Of course, everyone will have their thoughts on whether to be tested at all. For me, I have recently been leaning to the side of being tested. After some recent research showed that those with familial CJD show some symptoms in early adulthood that may be indicative of being affected.
Those symptoms are believed to be severe depression, random confusion, strange memory lapses, random dizzy spells. All these symptoms might be seen in a CJD patient in their mid-late 20’s. Unfortunately, these are also the symptoms of textbook severe depression. Researchers have begun to think that maybe these are actual manifestations of the disease and that accounts for the reduction in the previously agreed upon long gestation period.
Regardless, my dealing with these progessively worsening symptoms has caused me to consider more seriously my getting tested for CJD. I have been married for over 4 years now and my wife and I have begun to discuss starting a family, so that has my mind even more attuned to the specter of CJD.

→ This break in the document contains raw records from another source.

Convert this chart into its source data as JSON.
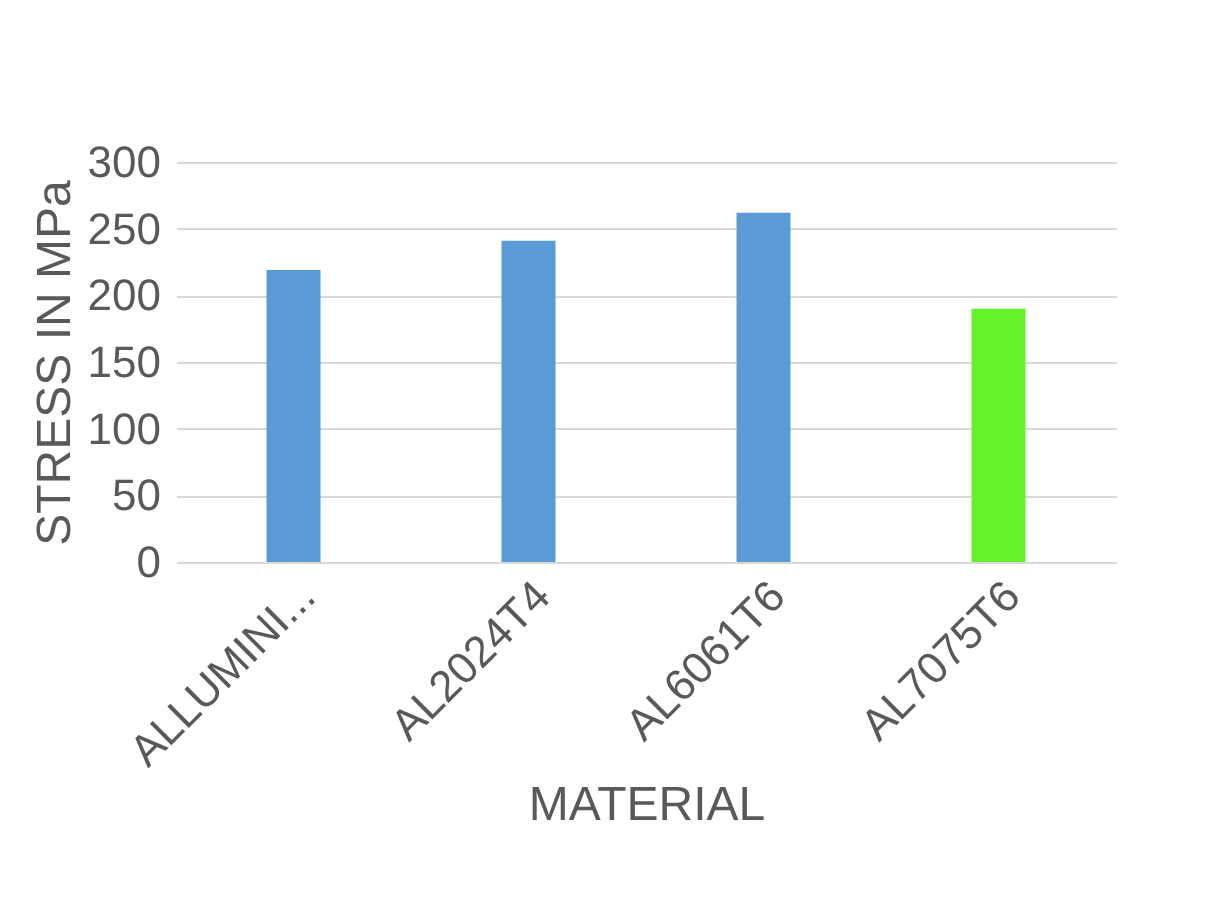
{
  "chart_data": {
    "type": "bar",
    "xlabel": "MATERIAL",
    "ylabel": "STRESS IN MPa",
    "categories": [
      "ALLUMINI...",
      "AL2024T4",
      "AL6061T6",
      "AL7075T6"
    ],
    "values": [
      219,
      241,
      262,
      190
    ],
    "colors": [
      "#5b9bd5",
      "#5b9bd5",
      "#5b9bd5",
      "#66f02a"
    ],
    "ylim": [
      0,
      300
    ],
    "yticks": [
      0,
      50,
      100,
      150,
      200,
      250,
      300
    ],
    "grid": "y"
  }
}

I am tasked with not only facing my own mortality, but also with the responsibility to my children and their children to give them the best chance at success that I can. It could mean adoption instead of pregnancy. It could mean no kids at all. It could mean ignoring it and taking the chance as the will of Fate.
The Ongoing Saga
This is not a situation to take lightly, but it’s also not something to worry and fret over to the point of distraction. It’s a classic tale of man faced with fate. The choices aren’t black and white. Extenuating circumstances pull at the corners of every possible solution. The emotions and the logic lay down feints and parries in a battle of the cosmos.
This awareness of mortality is the stuff of life. This is what living becomes. A combination of choices that we make in a constantly changing continuum of possibility and opportunity. It’s milieus like this that make us human. The pondering of impossible choices such as this is the essence of the human condition. And that may very well be the point.